Sudah saatnya manusia sadar akan keterbatasan dan kealpaan diri agar muncul kerendahan hati. Dengan kesadaran tersebut, manusia akan sadar bahwa dirinya hanya sebatas wakil Tuhan (khalifah), bukan setara Tuhan apatahlagi berada di atas “Tuhan”. Namun, jika kesadaran diri tertutup oleh kesombongan atas apa yang dimiliki dan berbuat aniaya pada orang lain, berarti manusia berupaya berada pada posisi di atas Tuhan.

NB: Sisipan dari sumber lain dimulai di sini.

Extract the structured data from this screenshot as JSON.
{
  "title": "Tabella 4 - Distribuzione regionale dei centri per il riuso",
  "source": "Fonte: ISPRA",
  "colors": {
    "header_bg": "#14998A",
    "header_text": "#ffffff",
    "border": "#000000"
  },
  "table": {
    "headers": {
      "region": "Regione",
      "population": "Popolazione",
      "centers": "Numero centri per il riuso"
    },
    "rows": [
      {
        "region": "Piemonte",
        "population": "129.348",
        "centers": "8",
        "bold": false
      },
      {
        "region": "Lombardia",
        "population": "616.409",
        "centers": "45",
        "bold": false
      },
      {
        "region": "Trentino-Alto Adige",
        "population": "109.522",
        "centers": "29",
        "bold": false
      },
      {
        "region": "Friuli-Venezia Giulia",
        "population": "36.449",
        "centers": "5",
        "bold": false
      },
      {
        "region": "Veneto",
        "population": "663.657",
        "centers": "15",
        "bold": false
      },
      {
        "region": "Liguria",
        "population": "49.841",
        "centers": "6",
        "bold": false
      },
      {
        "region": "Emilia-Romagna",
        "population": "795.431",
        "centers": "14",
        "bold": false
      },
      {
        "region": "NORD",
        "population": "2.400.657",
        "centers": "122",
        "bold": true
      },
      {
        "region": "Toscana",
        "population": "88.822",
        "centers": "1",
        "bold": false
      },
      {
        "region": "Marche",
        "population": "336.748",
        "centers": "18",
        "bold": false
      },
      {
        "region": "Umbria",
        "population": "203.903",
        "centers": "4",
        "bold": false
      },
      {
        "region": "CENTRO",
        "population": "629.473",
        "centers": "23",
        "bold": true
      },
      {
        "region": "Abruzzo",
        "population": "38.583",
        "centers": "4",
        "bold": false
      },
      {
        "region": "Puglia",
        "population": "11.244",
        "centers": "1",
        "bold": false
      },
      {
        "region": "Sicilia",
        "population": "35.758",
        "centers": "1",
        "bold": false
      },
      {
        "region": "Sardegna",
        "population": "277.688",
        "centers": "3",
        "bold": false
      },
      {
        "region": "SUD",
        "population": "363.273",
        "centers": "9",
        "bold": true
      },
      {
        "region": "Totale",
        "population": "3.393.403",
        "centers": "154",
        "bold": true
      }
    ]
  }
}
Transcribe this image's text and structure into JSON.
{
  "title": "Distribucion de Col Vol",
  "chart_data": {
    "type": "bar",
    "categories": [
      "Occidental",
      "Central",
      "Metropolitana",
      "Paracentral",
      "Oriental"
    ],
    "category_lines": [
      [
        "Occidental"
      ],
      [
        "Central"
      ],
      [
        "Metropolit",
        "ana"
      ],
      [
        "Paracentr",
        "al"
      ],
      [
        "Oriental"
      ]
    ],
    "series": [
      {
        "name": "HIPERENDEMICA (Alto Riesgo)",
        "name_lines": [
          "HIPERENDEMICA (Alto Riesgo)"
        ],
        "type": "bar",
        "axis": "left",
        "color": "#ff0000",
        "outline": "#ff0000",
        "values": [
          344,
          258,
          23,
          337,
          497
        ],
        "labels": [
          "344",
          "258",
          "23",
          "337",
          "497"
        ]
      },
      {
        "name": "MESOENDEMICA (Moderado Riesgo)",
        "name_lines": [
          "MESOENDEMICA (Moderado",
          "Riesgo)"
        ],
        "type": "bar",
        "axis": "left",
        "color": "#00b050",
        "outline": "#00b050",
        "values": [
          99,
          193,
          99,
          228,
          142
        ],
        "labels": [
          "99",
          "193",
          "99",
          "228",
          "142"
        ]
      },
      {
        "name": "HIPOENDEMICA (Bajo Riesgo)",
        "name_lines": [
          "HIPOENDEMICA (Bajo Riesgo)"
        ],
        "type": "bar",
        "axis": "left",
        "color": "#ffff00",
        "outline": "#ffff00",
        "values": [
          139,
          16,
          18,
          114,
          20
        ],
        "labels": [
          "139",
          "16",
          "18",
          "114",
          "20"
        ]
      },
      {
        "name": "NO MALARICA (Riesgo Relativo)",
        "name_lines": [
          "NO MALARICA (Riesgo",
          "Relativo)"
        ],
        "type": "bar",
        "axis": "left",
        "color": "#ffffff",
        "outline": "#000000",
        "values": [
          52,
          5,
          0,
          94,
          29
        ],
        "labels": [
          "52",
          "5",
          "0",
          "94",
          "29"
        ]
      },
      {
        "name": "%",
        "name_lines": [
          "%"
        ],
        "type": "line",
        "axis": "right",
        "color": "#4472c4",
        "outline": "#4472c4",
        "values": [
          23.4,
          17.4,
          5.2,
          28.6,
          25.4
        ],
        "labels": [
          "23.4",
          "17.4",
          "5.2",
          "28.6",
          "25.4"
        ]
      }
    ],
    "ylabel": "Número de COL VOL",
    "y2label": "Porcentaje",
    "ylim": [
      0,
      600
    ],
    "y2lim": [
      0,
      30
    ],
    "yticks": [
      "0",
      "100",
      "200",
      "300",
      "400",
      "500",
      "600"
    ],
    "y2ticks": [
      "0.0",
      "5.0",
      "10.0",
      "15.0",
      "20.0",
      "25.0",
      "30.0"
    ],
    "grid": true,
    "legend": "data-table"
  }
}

Ketika ini dilakukan juga, demikian angkuhnya manusia dengan keangkuhan yang dimiliki iblis. Semoga kita terlepas dari kesalahan yang memosisikan diri seakan di atas “Tuhan” dan menjadi hamba yang sadar bahwa diri hanya hamba yang akan diminta pertanggungjawaban oleh Tuhan dalam peradilan obyektif. Wa Allahua’lam bi al-shawwab.
Diposkan Oleh Tim Liputan Suska News (Suardi, Donny, Azmi, PTIPD)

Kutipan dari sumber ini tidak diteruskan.